- If you didn't hit your maximum contribution limit in any given year, you have the ability to make up the difference until April 15th.
- Once you're 55 years old, you have the ability to make "catch-up contributions," which essentially allows you to contribute $1,000 more a year than what your maximum was previously. This allows you to make up for contributions you might not have been able to make while you were younger.
- There's no such thing as a joint account. If you want to truly maximize the amount you can save and take advantage of something like the ability to make catch-up contributions, both you and your spouse must have a Health Savings Account.
Using an HSA for Retirement Planning
Your health savings account can be an incredibly valuable tool for retirement planning. Of course, having financial security if you have any major health needs down the road is valuable, but the benefits go beyond that. Some of the reasons an HSA should be utilized for retirement planning include:- Your HSA is a tax-deferred account, similar to a 401k or an IRA. But unlike these common retirement accounts, a health savings account isn't tied to your income level. This means you’re your deduction won't be phased out like a traditional IRA contribution can be.
- Like other retirement accounts, the money in your HSA can be invested and grow tax-deferred.
- Once you reach the age of 65, you're free to take money from your HSA to pay for non-medical expenses without penalty. You will pay taxes on that money, whereas for medical use, you wouldn't, but there's no additional penalty.
Strategic Distribution Timing
Another great thing about an HSA is that you can use it to reimburse yourself months or even years after you've incurred a medical expense. Why would you want to wait? If you're able to pay for any medical expense out of pocket at the time it occurs, the money in your HSA essentially becomes a rainy day fund.

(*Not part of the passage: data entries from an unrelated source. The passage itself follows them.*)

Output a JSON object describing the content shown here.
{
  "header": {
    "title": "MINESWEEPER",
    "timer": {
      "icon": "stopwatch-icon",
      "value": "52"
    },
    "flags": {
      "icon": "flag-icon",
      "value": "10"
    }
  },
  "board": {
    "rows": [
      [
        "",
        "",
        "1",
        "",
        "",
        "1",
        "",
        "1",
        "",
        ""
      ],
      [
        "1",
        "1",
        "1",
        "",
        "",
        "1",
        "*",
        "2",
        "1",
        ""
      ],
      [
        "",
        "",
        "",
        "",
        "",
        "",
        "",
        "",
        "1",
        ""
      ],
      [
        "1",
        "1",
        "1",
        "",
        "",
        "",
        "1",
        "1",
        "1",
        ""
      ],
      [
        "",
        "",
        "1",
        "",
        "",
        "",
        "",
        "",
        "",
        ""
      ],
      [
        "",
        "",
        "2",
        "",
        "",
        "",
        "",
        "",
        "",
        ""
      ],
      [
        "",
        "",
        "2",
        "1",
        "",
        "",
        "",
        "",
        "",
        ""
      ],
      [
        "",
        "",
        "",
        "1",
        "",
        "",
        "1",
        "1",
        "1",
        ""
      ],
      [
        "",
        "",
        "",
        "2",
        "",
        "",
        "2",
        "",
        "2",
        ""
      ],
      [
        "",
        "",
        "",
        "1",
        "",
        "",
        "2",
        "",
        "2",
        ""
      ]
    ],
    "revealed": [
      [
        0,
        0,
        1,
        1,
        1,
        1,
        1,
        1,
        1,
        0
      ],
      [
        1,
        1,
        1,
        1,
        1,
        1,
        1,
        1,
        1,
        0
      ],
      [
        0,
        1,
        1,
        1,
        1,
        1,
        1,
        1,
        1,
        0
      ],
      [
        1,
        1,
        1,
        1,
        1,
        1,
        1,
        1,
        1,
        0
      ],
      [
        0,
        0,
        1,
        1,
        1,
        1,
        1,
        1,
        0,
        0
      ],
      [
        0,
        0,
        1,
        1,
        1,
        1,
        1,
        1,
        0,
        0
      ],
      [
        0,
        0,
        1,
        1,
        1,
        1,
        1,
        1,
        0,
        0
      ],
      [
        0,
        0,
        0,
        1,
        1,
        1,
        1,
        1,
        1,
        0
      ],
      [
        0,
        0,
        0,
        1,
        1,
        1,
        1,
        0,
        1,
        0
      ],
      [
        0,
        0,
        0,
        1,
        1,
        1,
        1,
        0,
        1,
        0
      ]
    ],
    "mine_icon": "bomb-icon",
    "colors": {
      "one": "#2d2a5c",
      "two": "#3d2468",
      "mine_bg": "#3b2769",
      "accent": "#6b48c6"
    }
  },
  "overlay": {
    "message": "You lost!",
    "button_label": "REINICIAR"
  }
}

For example, if you pay for $10,000 dollars of medical expenses out of pocket over a five-year span without tapping into your HSA, you have the ability to take that money out whenever you'd like. If your car breaks down, you can reimburse yourself that $10,000. If you want to apply it toward your child's college, you can do that. Because you paid the medical expenses yourself, you can tap into your HSA for that money whenever it makes sense for you.
An important thing to know if you do plan to use this method is that you need the documentation to prove that you did, in fact, pay those medical expenses. So make sure you're very organized and keep track of anything you'll want to be reimbursed for in the future.
HSAs are very versatile and provide you with financial security in different ways. They're portable, so they go with you no matter where you work, they don't expire, so you can keep growing your account for the future, and you can even cover dependents who aren't on your insurance. There are plenty of good reasons to start building up your health savings account. If you are eligible for an HSA, you should consider taking advantage of this unique tool. If you have any questions on this topic, please contact us.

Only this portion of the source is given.